The other week I had dinner with a dear friend and her daughter, who is 13. My friend’s daughter is interesting and sweet and charmingly quirky, and I’ve known her since she was born. As we were eating, I asked her how she felt about entering high school in September, which led to a conversation on age. “Eight and nine were great,” she said, as were 10, 11 and 12. However, she definitely does not like being 13, and imagines 14 will be similarly awful. “Well,” I blurted, “wait till you get to your 20s. The 20s are the worst! I hated my 20s.”

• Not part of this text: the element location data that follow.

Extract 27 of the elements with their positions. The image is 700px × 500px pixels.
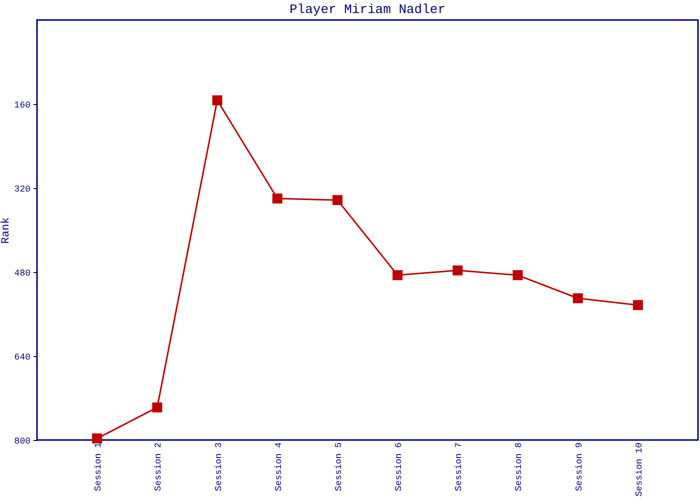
point (152, 402, 162, 412)
x-tick-label: Session 1 (94, 442, 104, 492)
point (212, 95, 222, 106)
point (632, 300, 643, 310)
point (572, 293, 583, 304)
y-tick-label: 640 (14, 352, 30, 362)
point (272, 194, 282, 204)
x-tick-label: Session 3 (214, 442, 224, 492)
y-axis-title: Rank (0, 216, 12, 244)
y-tick-label: 320 (14, 184, 30, 194)
x-tick-label: Session 5 (334, 442, 344, 492)
point (392, 270, 403, 280)
chart-title: Player Miriam Nadler (289, 2, 446, 17)
x-tick-label: Session 2 (154, 442, 164, 492)
x-tick-label: Session 7 (454, 442, 464, 492)
x-tick-label: Session 10 (634, 442, 644, 497)
x-tick-label: Session 8 (514, 442, 524, 492)
y-tick-label: 800 (14, 436, 30, 446)
x-tick-label: Session 4 (274, 442, 284, 492)
point (512, 270, 523, 280)
point (92, 433, 102, 444)
point (332, 195, 342, 206)
x-tick-label: Session 6 (394, 442, 404, 492)
y-tick-label: 480 (14, 268, 30, 278)
point (452, 265, 463, 276)
x-tick-label: Session 9 (574, 442, 584, 492)
y-tick-label: 160 (14, 100, 30, 110)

Her mother was flabbergasted. “I completely disagree with you. I loved my 20s!” Now, a topic for another time is how, once you become the mother of only boys, with no girls to soften you up, you begin to lose your emotional sensitivity chip, and so on occasion make broad (depressing) declarations like “Your 20s will really suck!” My friend may have been trying to make her daughter feel that her future/early adulthood was in fact something to look forward to, not the grim business I apparently experienced.
Or maybe my friend really did love her 20s. It’s hard for me to imagine, since mine were filled with complete uncertainty—well, except for the one certainty that everyone else in my peer group was on some sort of clear path, while I was lost in a dense fog with nothing to eat and no GPS. Luckily, my 30s were better; my 40s are better still.
And so my question for all of you: Absent major misfortune, which do you think is the hardest decade in a woman’s life? And why?